Léo Tamaki

La deuxième partie


… pendant notre entrevue à Paris 2012.

N’as-tu pas trouvé tout ce que tu souhaitais chez l’un de ces maîtres ?

Malheureusement non, parce que ça aurait tout de même été plus simple. Chaque maître a sa conception de la pratique martiale, mais il n’y en a aucune qui correspondait exactement à ce que je cherchais. J’ai donc construit ma propre pratique grâce à des enseignements variés.
Par exemple Kuroda senseï et Kono senseï veulent arriver au même endroit, et font appel plus ou moins aux mêmes principes d’utilisation du corps. Mais maître Kuroda passe par la recherche du geste parfait, tandis que maître Kono utilise la confrontation à des situations concrètes.

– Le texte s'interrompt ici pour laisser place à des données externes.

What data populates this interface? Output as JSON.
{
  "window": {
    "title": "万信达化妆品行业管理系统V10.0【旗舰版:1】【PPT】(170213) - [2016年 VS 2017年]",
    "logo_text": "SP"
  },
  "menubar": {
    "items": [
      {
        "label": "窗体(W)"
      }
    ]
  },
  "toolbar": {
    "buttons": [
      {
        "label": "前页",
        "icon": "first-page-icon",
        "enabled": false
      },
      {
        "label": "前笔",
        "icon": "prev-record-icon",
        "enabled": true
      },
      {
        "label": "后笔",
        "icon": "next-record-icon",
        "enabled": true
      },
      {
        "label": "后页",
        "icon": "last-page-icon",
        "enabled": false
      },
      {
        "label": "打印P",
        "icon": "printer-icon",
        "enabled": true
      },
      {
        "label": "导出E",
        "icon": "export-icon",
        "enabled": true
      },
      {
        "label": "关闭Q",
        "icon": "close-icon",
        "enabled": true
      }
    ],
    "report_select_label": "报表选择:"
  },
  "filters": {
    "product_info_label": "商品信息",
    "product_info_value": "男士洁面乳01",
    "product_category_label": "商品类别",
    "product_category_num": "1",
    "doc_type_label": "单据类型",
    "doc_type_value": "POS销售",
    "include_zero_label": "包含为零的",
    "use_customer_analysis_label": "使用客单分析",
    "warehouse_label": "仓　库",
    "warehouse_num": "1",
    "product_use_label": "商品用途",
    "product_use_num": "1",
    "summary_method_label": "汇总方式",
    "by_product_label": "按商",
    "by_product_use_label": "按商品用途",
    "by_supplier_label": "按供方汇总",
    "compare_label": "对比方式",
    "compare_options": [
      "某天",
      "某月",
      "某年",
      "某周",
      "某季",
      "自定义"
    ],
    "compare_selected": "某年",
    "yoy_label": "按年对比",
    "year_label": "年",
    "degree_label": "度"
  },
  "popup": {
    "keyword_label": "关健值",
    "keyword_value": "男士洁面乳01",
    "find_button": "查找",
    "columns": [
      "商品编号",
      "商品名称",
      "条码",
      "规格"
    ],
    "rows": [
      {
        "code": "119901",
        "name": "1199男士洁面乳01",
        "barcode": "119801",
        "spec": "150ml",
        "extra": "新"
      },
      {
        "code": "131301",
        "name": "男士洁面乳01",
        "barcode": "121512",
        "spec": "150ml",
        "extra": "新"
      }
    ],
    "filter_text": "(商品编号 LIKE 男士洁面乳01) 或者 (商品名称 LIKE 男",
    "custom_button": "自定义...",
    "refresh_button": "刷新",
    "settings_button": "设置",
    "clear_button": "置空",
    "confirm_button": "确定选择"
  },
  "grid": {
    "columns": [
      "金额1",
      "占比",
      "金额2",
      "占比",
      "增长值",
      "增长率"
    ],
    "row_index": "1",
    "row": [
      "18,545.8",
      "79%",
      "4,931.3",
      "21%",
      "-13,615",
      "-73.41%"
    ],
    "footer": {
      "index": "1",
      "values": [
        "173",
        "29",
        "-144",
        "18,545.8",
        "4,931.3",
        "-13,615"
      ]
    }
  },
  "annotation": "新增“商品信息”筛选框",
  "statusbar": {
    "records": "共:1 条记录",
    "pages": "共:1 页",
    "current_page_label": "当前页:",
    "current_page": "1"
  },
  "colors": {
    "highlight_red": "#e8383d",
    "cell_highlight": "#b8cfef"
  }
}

Le travail de Kuroda senseï est très cadré, tandis que celui de Kono senseï est très libre. Pour moi ces deux approches sont importantes.

Comment te situes-tu dans ton cheminement martial ?

Il y a dans le cheminement traditionnel trois étapes, shu, ha et ri. Pour simplifier, shu est la copie, ha l’exploration, et ri la libération.
A l’époque des samouraïs, shu pouvait prendre peu de temps. Pour certains adeptes qui allaient voir un maître en ayant déjà maîtrisé une école, cela pouvait ne durer que quelques semaines. Si la durée de cette étape pouvait aller jusqu’à une dizaine d’années, je dirai qu’en moyenne cela prenait moins de cinq ans. C’est une étape durant laquelle l’élève s’entraînait intensément et vivait souvent avec son maître. Ha, l’exploration, consistait à mettre à l’épreuve ce qui avait été appris, tout en faisant ses propres recherches. Ri, enfin, est l’étape où l’adepte s’exprimait librement, que la forme soit similaire ou différente à celle qu’il avait étudiée en premier lieu. En ce moment je suis à l’étape ha.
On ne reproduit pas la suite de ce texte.